I'll note to start off that Red Robin isn't perfect. Despite the premise of the book is that Tim is now the loose cannon of the Bat-family, working "over the line" (as the narrative continually reminds us) in his search for Bruce Wayne, Tim never comes off as that extreme aside from a well-advised team-up with villain Ra's al Ghul. The few times he breaks a bad guy's bones aren't anything you wouldn't put past the Dark Knight himself; Yost more tells than shows us that Tim's gone rogue.
And whereas Yost creates some interesting characters in Ra's al Ghul's team of assassins, I couldn't care much for Tim's supposed love interest of the book, Wayne Enterprises' Lucius Fox's daughter Tam. Yost means to demonstrate how out of her element she is, kidnapped by Ra's, through all the "ums" peppered in her speech, but it only makes her seem a vapid damsel in distress, not someone we root for Tim to love. (Letting alone the gratuitous scene where Tim [accidentally] kicks former girlfriend Spoiler in the face, the kind of violence between couples we're meant to wave away in comic books but that would be "not all right" in the real world.)
But given those quibbles, overall Yost delivers a book much in line with Robin stories past. I absolutely love that Tim's mission takes him all over the globe, much like the first Robin miniseries found Tim in Paris rather than Gotham. Yost has obviously done his homework, including shout outs to moments both as early as that first Robin miniseries to as late as the end of the regular series (and a nod to Tim's long-time pseudonym, Alvin Draper). Tim's entire quest is predicated on his skills as a detective, true to the beginnings of the character; and Tim's penchant for working with villains and obsessing about the wisdom of it also, as I noted, has precedent.
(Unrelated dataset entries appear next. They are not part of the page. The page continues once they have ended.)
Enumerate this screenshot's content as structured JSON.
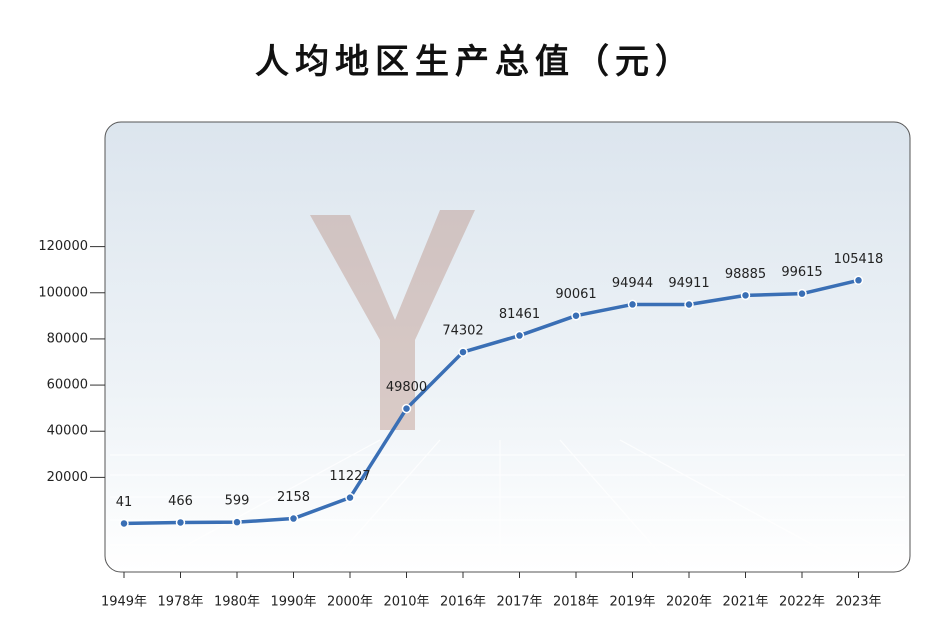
{
  "chart_data": {
    "type": "line",
    "title": "人均地区生产总值（元）",
    "categories": [
      "1949年",
      "1978年",
      "1980年",
      "1990年",
      "2000年",
      "2010年",
      "2016年",
      "2017年",
      "2018年",
      "2019年",
      "2020年",
      "2021年",
      "2022年",
      "2023年"
    ],
    "series": [
      {
        "name": "人均地区生产总值",
        "color": "#3a6fb5",
        "values": [
          41,
          466,
          599,
          2158,
          11227,
          49800,
          74302,
          81461,
          90061,
          94944,
          94911,
          98885,
          99615,
          105418
        ]
      }
    ],
    "ylim": [
      -21000,
      174000
    ],
    "yticks": [
      20000,
      40000,
      60000,
      80000,
      100000,
      120000
    ]
  }
}
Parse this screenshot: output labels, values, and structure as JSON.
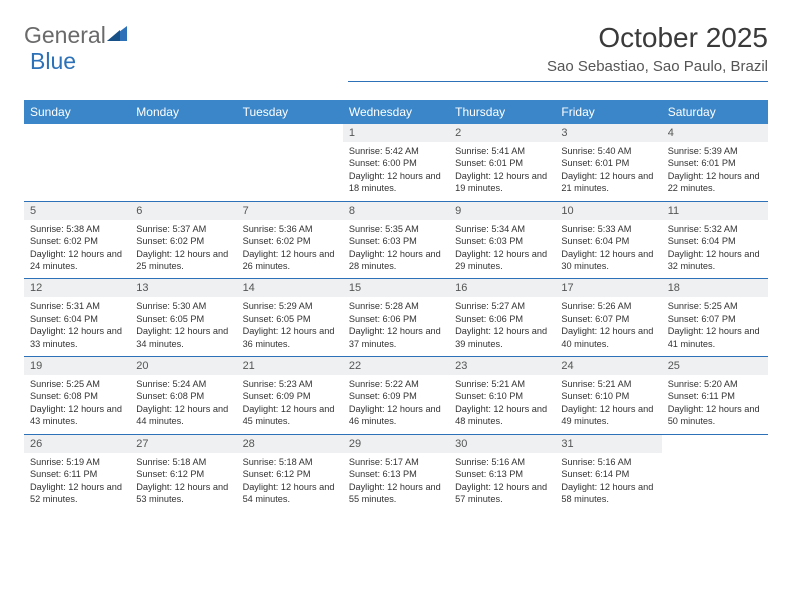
{
  "brand": {
    "part1": "General",
    "part2": "Blue"
  },
  "title": "October 2025",
  "location": "Sao Sebastiao, Sao Paulo, Brazil",
  "colors": {
    "accent": "#3a86c8",
    "rule": "#2d72b8",
    "dayhead_bg": "#eef0f1"
  },
  "weekday_headers": [
    "Sunday",
    "Monday",
    "Tuesday",
    "Wednesday",
    "Thursday",
    "Friday",
    "Saturday"
  ],
  "weeks": [
    [
      null,
      null,
      null,
      {
        "n": "1",
        "sr": "5:42 AM",
        "ss": "6:00 PM",
        "dl": "12 hours and 18 minutes."
      },
      {
        "n": "2",
        "sr": "5:41 AM",
        "ss": "6:01 PM",
        "dl": "12 hours and 19 minutes."
      },
      {
        "n": "3",
        "sr": "5:40 AM",
        "ss": "6:01 PM",
        "dl": "12 hours and 21 minutes."
      },
      {
        "n": "4",
        "sr": "5:39 AM",
        "ss": "6:01 PM",
        "dl": "12 hours and 22 minutes."
      }
    ],
    [
      {
        "n": "5",
        "sr": "5:38 AM",
        "ss": "6:02 PM",
        "dl": "12 hours and 24 minutes."
      },
      {
        "n": "6",
        "sr": "5:37 AM",
        "ss": "6:02 PM",
        "dl": "12 hours and 25 minutes."
      },
      {
        "n": "7",
        "sr": "5:36 AM",
        "ss": "6:02 PM",
        "dl": "12 hours and 26 minutes."
      },
      {
        "n": "8",
        "sr": "5:35 AM",
        "ss": "6:03 PM",
        "dl": "12 hours and 28 minutes."
      },
      {
        "n": "9",
        "sr": "5:34 AM",
        "ss": "6:03 PM",
        "dl": "12 hours and 29 minutes."
      },
      {
        "n": "10",
        "sr": "5:33 AM",
        "ss": "6:04 PM",
        "dl": "12 hours and 30 minutes."
      },
      {
        "n": "11",
        "sr": "5:32 AM",
        "ss": "6:04 PM",
        "dl": "12 hours and 32 minutes."
      }
    ],
    [
      {
        "n": "12",
        "sr": "5:31 AM",
        "ss": "6:04 PM",
        "dl": "12 hours and 33 minutes."
      },
      {
        "n": "13",
        "sr": "5:30 AM",
        "ss": "6:05 PM",
        "dl": "12 hours and 34 minutes."
      },
      {
        "n": "14",
        "sr": "5:29 AM",
        "ss": "6:05 PM",
        "dl": "12 hours and 36 minutes."
      },
      {
        "n": "15",
        "sr": "5:28 AM",
        "ss": "6:06 PM",
        "dl": "12 hours and 37 minutes."
      },
      {
        "n": "16",
        "sr": "5:27 AM",
        "ss": "6:06 PM",
        "dl": "12 hours and 39 minutes."
      },
      {
        "n": "17",
        "sr": "5:26 AM",
        "ss": "6:07 PM",
        "dl": "12 hours and 40 minutes."
      },
      {
        "n": "18",
        "sr": "5:25 AM",
        "ss": "6:07 PM",
        "dl": "12 hours and 41 minutes."
      }
    ],
    [
      {
        "n": "19",
        "sr": "5:25 AM",
        "ss": "6:08 PM",
        "dl": "12 hours and 43 minutes."
      },
      {
        "n": "20",
        "sr": "5:24 AM",
        "ss": "6:08 PM",
        "dl": "12 hours and 44 minutes."
      },
      {
        "n": "21",
        "sr": "5:23 AM",
        "ss": "6:09 PM",
        "dl": "12 hours and 45 minutes."
      },
      {
        "n": "22",
        "sr": "5:22 AM",
        "ss": "6:09 PM",
        "dl": "12 hours and 46 minutes."
      },
      {
        "n": "23",
        "sr": "5:21 AM",
        "ss": "6:10 PM",
        "dl": "12 hours and 48 minutes."
      },
      {
        "n": "24",
        "sr": "5:21 AM",
        "ss": "6:10 PM",
        "dl": "12 hours and 49 minutes."
      },
      {
        "n": "25",
        "sr": "5:20 AM",
        "ss": "6:11 PM",
        "dl": "12 hours and 50 minutes."
      }
    ],
    [
      {
        "n": "26",
        "sr": "5:19 AM",
        "ss": "6:11 PM",
        "dl": "12 hours and 52 minutes."
      },
      {
        "n": "27",
        "sr": "5:18 AM",
        "ss": "6:12 PM",
        "dl": "12 hours and 53 minutes."
      },
      {
        "n": "28",
        "sr": "5:18 AM",
        "ss": "6:12 PM",
        "dl": "12 hours and 54 minutes."
      },
      {
        "n": "29",
        "sr": "5:17 AM",
        "ss": "6:13 PM",
        "dl": "12 hours and 55 minutes."
      },
      {
        "n": "30",
        "sr": "5:16 AM",
        "ss": "6:13 PM",
        "dl": "12 hours and 57 minutes."
      },
      {
        "n": "31",
        "sr": "5:16 AM",
        "ss": "6:14 PM",
        "dl": "12 hours and 58 minutes."
      },
      null
    ]
  ],
  "labels": {
    "sunrise": "Sunrise:",
    "sunset": "Sunset:",
    "daylight": "Daylight:"
  }
}
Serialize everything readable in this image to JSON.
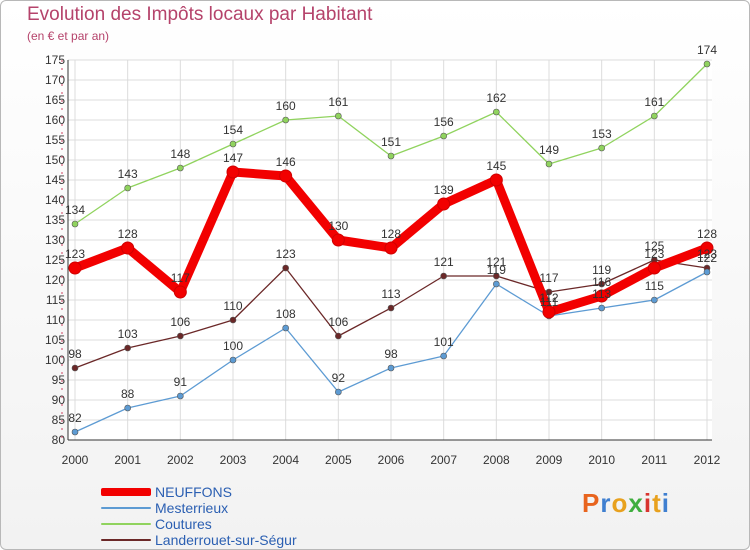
{
  "header": {
    "title": "Evolution des Impôts locaux par Habitant",
    "subtitle": "(en € et par an)"
  },
  "chart_data": {
    "type": "line",
    "title": "Evolution des Impôts locaux par Habitant",
    "subtitle": "(en € et par an)",
    "xlabel": "",
    "ylabel": "",
    "ylim": [
      80,
      175
    ],
    "yticks": [
      80,
      85,
      90,
      95,
      100,
      105,
      110,
      115,
      120,
      125,
      130,
      135,
      140,
      145,
      150,
      155,
      160,
      165,
      170,
      175
    ],
    "grid": true,
    "legend_position": "bottom-left",
    "categories": [
      "2000",
      "2001",
      "2002",
      "2003",
      "2004",
      "2005",
      "2006",
      "2007",
      "2008",
      "2009",
      "2010",
      "2011",
      "2012"
    ],
    "series": [
      {
        "name": "NEUFFONS",
        "color": "#f20000",
        "values": [
          123,
          128,
          117,
          147,
          146,
          130,
          128,
          139,
          145,
          112,
          116,
          123,
          128
        ]
      },
      {
        "name": "Mesterrieux",
        "color": "#5d9bd3",
        "values": [
          82,
          88,
          91,
          100,
          108,
          92,
          98,
          101,
          119,
          111,
          113,
          115,
          122
        ]
      },
      {
        "name": "Coutures",
        "color": "#90d35e",
        "values": [
          134,
          143,
          148,
          154,
          160,
          161,
          151,
          156,
          162,
          149,
          153,
          161,
          174
        ]
      },
      {
        "name": "Landerrouet-sur-Ségur",
        "color": "#6b2828",
        "values": [
          98,
          103,
          106,
          110,
          123,
          106,
          113,
          121,
          121,
          117,
          119,
          125,
          123
        ]
      }
    ]
  },
  "logo": {
    "text": "Proxiti",
    "colors": [
      "#e8641e",
      "#3f7fd0",
      "#e8a11e",
      "#3fae3f",
      "#d8342f",
      "#e8a11e",
      "#3f7fd0"
    ]
  }
}
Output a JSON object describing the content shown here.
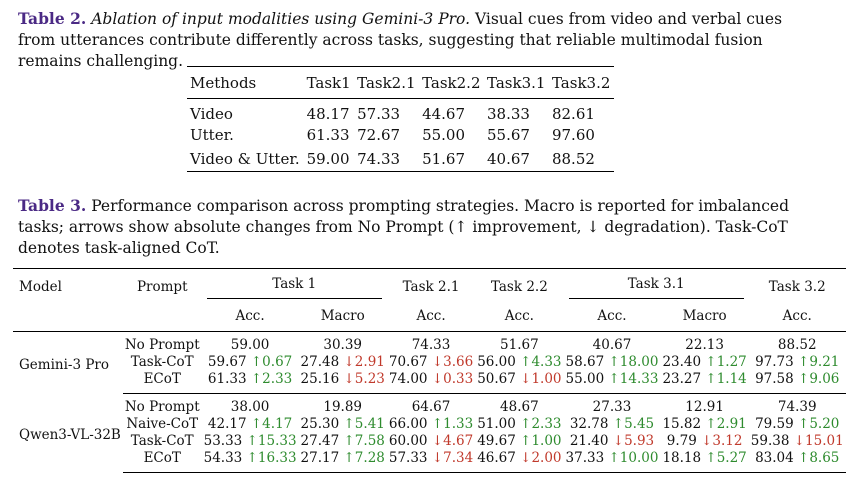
{
  "table2": {
    "label": "Table 2.",
    "title": "Ablation of input modalities using Gemini-3 Pro.",
    "caption": "Visual cues from video and verbal cues from utterances contribute differently across tasks, suggesting that reliable multimodal fusion remains challenging.",
    "columns": [
      "Methods",
      "Task1",
      "Task2.1",
      "Task2.2",
      "Task3.1",
      "Task3.2"
    ],
    "rows": [
      [
        "Video",
        "48.17",
        "57.33",
        "44.67",
        "38.33",
        "82.61"
      ],
      [
        "Utter.",
        "61.33",
        "72.67",
        "55.00",
        "55.67",
        "97.60"
      ],
      [
        "Video & Utter.",
        "59.00",
        "74.33",
        "51.67",
        "40.67",
        "88.52"
      ]
    ]
  },
  "table3": {
    "label": "Table 3.",
    "caption": "Performance comparison across prompting strategies. Macro is reported for imbalanced tasks; arrows show absolute changes from No Prompt (↑ improvement, ↓ degradation). Task-CoT denotes task-aligned CoT.",
    "header_top": {
      "model": "Model",
      "prompt": "Prompt",
      "task1": "Task 1",
      "task21": "Task 2.1",
      "task22": "Task 2.2",
      "task31": "Task 3.1",
      "task32": "Task 3.2"
    },
    "header_sub": [
      "Acc.",
      "Macro",
      "Acc.",
      "Acc.",
      "Acc.",
      "Macro",
      "Acc."
    ],
    "groups": [
      {
        "model": "Gemini-3 Pro",
        "rows": [
          {
            "prompt": "No Prompt",
            "cells": [
              [
                "59.00",
                ""
              ],
              [
                "30.39",
                ""
              ],
              [
                "74.33",
                ""
              ],
              [
                "51.67",
                ""
              ],
              [
                "40.67",
                ""
              ],
              [
                "22.13",
                ""
              ],
              [
                "88.52",
                ""
              ]
            ]
          },
          {
            "prompt": "Task-CoT",
            "cells": [
              [
                "59.67",
                "↑0.67"
              ],
              [
                "27.48",
                "↓2.91"
              ],
              [
                "70.67",
                "↓3.66"
              ],
              [
                "56.00",
                "↑4.33"
              ],
              [
                "58.67",
                "↑18.00"
              ],
              [
                "23.40",
                "↑1.27"
              ],
              [
                "97.73",
                "↑9.21"
              ]
            ]
          },
          {
            "prompt": "ECoT",
            "cells": [
              [
                "61.33",
                "↑2.33"
              ],
              [
                "25.16",
                "↓5.23"
              ],
              [
                "74.00",
                "↓0.33"
              ],
              [
                "50.67",
                "↓1.00"
              ],
              [
                "55.00",
                "↑14.33"
              ],
              [
                "23.27",
                "↑1.14"
              ],
              [
                "97.58",
                "↑9.06"
              ]
            ]
          }
        ]
      },
      {
        "model": "Qwen3-VL-32B",
        "rows": [
          {
            "prompt": "No Prompt",
            "cells": [
              [
                "38.00",
                ""
              ],
              [
                "19.89",
                ""
              ],
              [
                "64.67",
                ""
              ],
              [
                "48.67",
                ""
              ],
              [
                "27.33",
                ""
              ],
              [
                "12.91",
                ""
              ],
              [
                "74.39",
                ""
              ]
            ]
          },
          {
            "prompt": "Naive-CoT",
            "cells": [
              [
                "42.17",
                "↑4.17"
              ],
              [
                "25.30",
                "↑5.41"
              ],
              [
                "66.00",
                "↑1.33"
              ],
              [
                "51.00",
                "↑2.33"
              ],
              [
                "32.78",
                "↑5.45"
              ],
              [
                "15.82",
                "↑2.91"
              ],
              [
                "79.59",
                "↑5.20"
              ]
            ]
          },
          {
            "prompt": "Task-CoT",
            "cells": [
              [
                "53.33",
                "↑15.33"
              ],
              [
                "27.47",
                "↑7.58"
              ],
              [
                "60.00",
                "↓4.67"
              ],
              [
                "49.67",
                "↑1.00"
              ],
              [
                "21.40",
                "↓5.93"
              ],
              [
                "9.79",
                "↓3.12"
              ],
              [
                "59.38",
                "↓15.01"
              ]
            ]
          },
          {
            "prompt": "ECoT",
            "cells": [
              [
                "54.33",
                "↑16.33"
              ],
              [
                "27.17",
                "↑7.28"
              ],
              [
                "57.33",
                "↓7.34"
              ],
              [
                "46.67",
                "↓2.00"
              ],
              [
                "37.33",
                "↑10.00"
              ],
              [
                "18.18",
                "↑5.27"
              ],
              [
                "83.04",
                "↑8.65"
              ]
            ]
          }
        ]
      }
    ]
  }
}
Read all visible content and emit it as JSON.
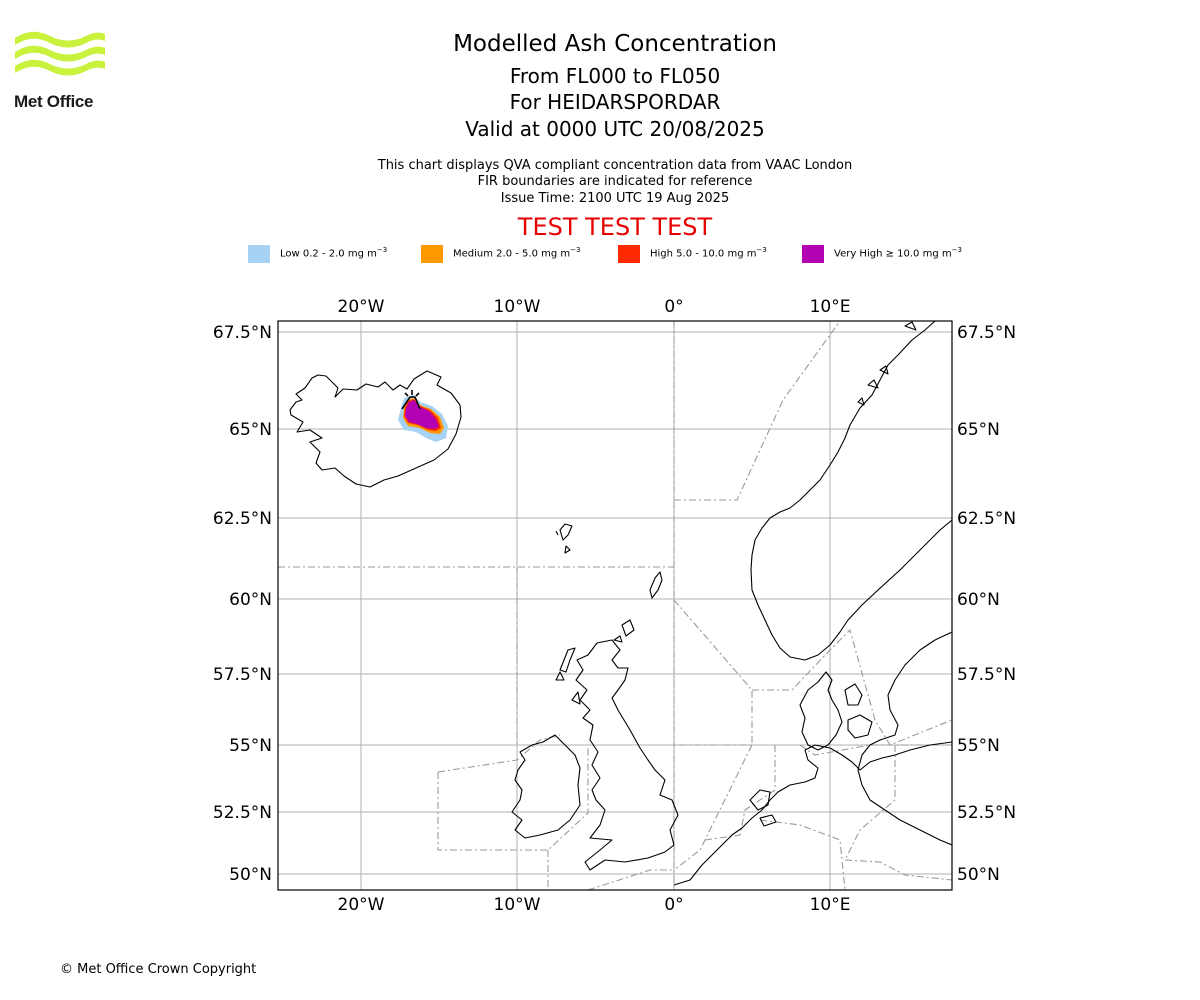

I also appreciated that Yost very quickly established that the main character's name is Tim Drake, not Tim Wayne. I liked that Bruce Wayne adopted Tim, creating a real father-son dynamic between the Dynamic Duo that hadn't been explored before, but one could argue to also lessened Tim as a character. Another interesting dynamic was that Tim became Robin while his father still lived, causing Tim both outward obstacles and inner conflict; returning Tim to Drake (a perfectly fearsome-sounding Bat-character last name) not only returns the character's independence, but some of the punch that perhaps the character has lost over the years.
In short, Yost's book feels like Robin, even if it isn't. Some time after Chuck Dixon originally left the Robin title, Adam Beechen delivered a handful of stories that felt like the old days, but in total the book never had its original aesthetic. Red Robin returns that through tone, plot, and locale, even through artist Ramon Bachs channeling early Robin artist Tom Grummett on at least two occasions (Damian Wayne in the Batcave in the beginning, and Tim as he talks to Wonder Girl toward the end) -- all of it ought evoke considerable nostalgia for long-time Robin fans.
[Contains "What came before" page, full and variant covers]
DC Comics seems to me now a little stuck -- Damian Wayne isn't the Robin that DC can put on lunchboxes, so I expect Tim to one day retake the mantle; but having been Red Robin, returning to regular Robin would seem for Tim Drake something of a devolution. How that'll play out, I'm not sure -- I do applaud DC for taking chances, and I'm curious to see where all of this will go.